In denying its petitions, the Patent Trial and Appeal Board ("PTAB") found
that SanDisk failed to establish a reasonable likelihood of showing the
unpatentability of at least one claim from the challenged patents. SanDisk
and Diablo are now barred from filing additional IPRs on the 4 Netlist
patents with claims that the PTAB refused to review. Of the five petitions
filed by SanDisk, three were denied in their entirety and a fourth was
denied as to some of the challenged claims. The PTAB granted petitions to
review three other Netlist patents that have also been asserted in the
litigation.
Noel Whitley, Netlist's Vice President of IP and Licensing said, "In court
papers filed in June 2014, SanDisk suggested that the PTAB had granted about
83% of petitions for IPR. According to statistics relied upon by SanDisk,
Netlist had just over a 3% chance of achieving this result. By any measure,
this was a highly successful outcome and speaks to the strength of our
patents in this case. Claims from these four patents represent a substantial
infringement position against the ULLtraDIMM. With the PTAB having reviewed
and rejected the defendant's arguments on invalidity, the defendants face an
uphill climb to convince a jury that the same patents are invalid,
particularly where the threshold for invalidating claims is higher in
District Court than before the PTAB."
The PTAB denied institution as to all claims of U.S. Pat. No. 8,516,185
which relates to the fundamental distributed buffer architecture created by
Netlist and is integral to the architecture of the ULLtraDIMM. Among other
functions, the distributed buffer architecture allows a proprietary DIMM
containing various types of memory to appear to the system as standard DRAM
memory. Netlist's architecture has been widely adopted by the industry on
the DDR4 LRDIMM.
Two other Netlist patents for which SanDisk's IPR petitions were denied
cover critical design features of hybrid memory modules, including
ULLtraDIMM, that employ NAND flash in the DRAM channel. U.S. Pat. No's
8,301,833 and 8,516,187 relate to clocking and buffering techniques for
moving data between the volatile and non-volatile subsystems on a hybrid
memory module, developed as part of Netlist's pioneering work on its
NVvault(TM). The PTAB also denied institution as to three claims from U.S.
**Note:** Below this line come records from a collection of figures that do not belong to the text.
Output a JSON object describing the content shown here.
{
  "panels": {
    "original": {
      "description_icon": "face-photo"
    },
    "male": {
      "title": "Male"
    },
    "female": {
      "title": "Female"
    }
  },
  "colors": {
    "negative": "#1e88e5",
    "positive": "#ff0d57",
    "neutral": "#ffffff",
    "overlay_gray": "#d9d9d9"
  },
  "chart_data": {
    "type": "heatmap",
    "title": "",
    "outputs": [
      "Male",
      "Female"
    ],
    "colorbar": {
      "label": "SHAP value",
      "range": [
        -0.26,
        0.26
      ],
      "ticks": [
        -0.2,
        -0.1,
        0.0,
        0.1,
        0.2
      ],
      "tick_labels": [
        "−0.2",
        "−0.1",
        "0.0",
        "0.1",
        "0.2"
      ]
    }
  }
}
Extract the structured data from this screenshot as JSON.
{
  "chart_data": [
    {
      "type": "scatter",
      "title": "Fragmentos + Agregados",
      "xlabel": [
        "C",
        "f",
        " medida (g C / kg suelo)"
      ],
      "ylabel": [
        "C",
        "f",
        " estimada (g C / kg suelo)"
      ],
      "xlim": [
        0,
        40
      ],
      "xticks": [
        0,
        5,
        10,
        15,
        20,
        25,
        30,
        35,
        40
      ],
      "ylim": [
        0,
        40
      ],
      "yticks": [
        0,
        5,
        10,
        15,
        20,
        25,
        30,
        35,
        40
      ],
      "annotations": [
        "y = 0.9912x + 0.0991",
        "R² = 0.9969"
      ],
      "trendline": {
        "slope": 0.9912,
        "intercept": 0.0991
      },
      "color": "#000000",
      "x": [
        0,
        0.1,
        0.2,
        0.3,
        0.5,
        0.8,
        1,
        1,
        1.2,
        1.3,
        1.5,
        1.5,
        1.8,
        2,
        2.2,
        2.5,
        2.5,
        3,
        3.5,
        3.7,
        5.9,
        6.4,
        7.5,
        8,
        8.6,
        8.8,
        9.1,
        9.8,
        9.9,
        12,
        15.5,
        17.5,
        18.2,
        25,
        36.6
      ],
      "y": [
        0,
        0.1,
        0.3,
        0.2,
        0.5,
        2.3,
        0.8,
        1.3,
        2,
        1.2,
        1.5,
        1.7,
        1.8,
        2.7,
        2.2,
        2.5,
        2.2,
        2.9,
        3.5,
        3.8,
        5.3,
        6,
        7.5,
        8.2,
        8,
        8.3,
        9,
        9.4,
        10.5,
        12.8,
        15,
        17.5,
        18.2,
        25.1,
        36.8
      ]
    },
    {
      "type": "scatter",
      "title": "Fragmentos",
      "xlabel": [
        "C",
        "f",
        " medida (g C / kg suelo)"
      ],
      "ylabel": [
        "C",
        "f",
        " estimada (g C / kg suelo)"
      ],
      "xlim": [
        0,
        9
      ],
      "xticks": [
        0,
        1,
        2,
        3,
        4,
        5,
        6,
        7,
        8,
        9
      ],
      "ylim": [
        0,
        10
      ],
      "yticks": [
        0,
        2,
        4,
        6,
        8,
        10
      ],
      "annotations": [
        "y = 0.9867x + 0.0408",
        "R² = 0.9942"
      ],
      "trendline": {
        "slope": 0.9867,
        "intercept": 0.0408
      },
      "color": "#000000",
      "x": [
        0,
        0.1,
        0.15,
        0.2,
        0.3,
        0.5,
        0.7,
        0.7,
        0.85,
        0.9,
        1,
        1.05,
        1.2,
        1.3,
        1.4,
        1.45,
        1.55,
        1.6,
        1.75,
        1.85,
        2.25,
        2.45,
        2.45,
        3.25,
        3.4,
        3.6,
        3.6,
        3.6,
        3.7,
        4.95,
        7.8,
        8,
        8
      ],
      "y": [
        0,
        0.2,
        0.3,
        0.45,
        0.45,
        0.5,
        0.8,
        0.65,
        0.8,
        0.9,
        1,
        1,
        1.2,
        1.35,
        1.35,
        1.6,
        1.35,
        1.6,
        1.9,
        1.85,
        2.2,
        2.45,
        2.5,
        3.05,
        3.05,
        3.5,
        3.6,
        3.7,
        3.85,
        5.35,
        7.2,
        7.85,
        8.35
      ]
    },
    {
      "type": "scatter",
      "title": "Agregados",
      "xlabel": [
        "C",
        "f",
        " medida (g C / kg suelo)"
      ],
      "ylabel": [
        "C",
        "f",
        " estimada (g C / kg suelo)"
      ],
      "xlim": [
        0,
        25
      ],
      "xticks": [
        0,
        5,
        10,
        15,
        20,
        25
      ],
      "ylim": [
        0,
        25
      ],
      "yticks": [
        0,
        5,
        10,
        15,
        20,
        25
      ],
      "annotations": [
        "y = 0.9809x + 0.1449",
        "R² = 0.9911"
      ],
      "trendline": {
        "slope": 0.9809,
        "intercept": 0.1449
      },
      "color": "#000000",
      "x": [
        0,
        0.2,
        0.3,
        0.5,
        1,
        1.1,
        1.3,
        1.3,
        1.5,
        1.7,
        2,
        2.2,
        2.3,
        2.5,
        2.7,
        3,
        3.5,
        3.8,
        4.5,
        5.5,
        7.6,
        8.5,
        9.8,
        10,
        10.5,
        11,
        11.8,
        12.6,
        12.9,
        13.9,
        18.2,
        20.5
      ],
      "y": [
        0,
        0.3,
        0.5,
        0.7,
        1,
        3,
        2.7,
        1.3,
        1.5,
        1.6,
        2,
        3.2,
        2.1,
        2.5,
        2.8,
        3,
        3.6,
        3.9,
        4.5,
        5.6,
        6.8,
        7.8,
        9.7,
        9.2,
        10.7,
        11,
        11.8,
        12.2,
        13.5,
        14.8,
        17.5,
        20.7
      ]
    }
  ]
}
Pat. No. 8,001,434 which cover self-test features that are generally
applicable to memory modules including the ULLtraDIMM.
C.K. Hong, Netlist's Chief Executive Officer said, "We are very pleased with
this outcome and the overall progress in our multi-year legal proceedings
against ULLtraDIMM and SanDisk. The technologies covered by our patents are
critical for the enterprise computing and storage space. We believe this
ruling by the PTAB is a clear validation of our IP in this area and a
testament to the years of seminal development work and ongoing investment."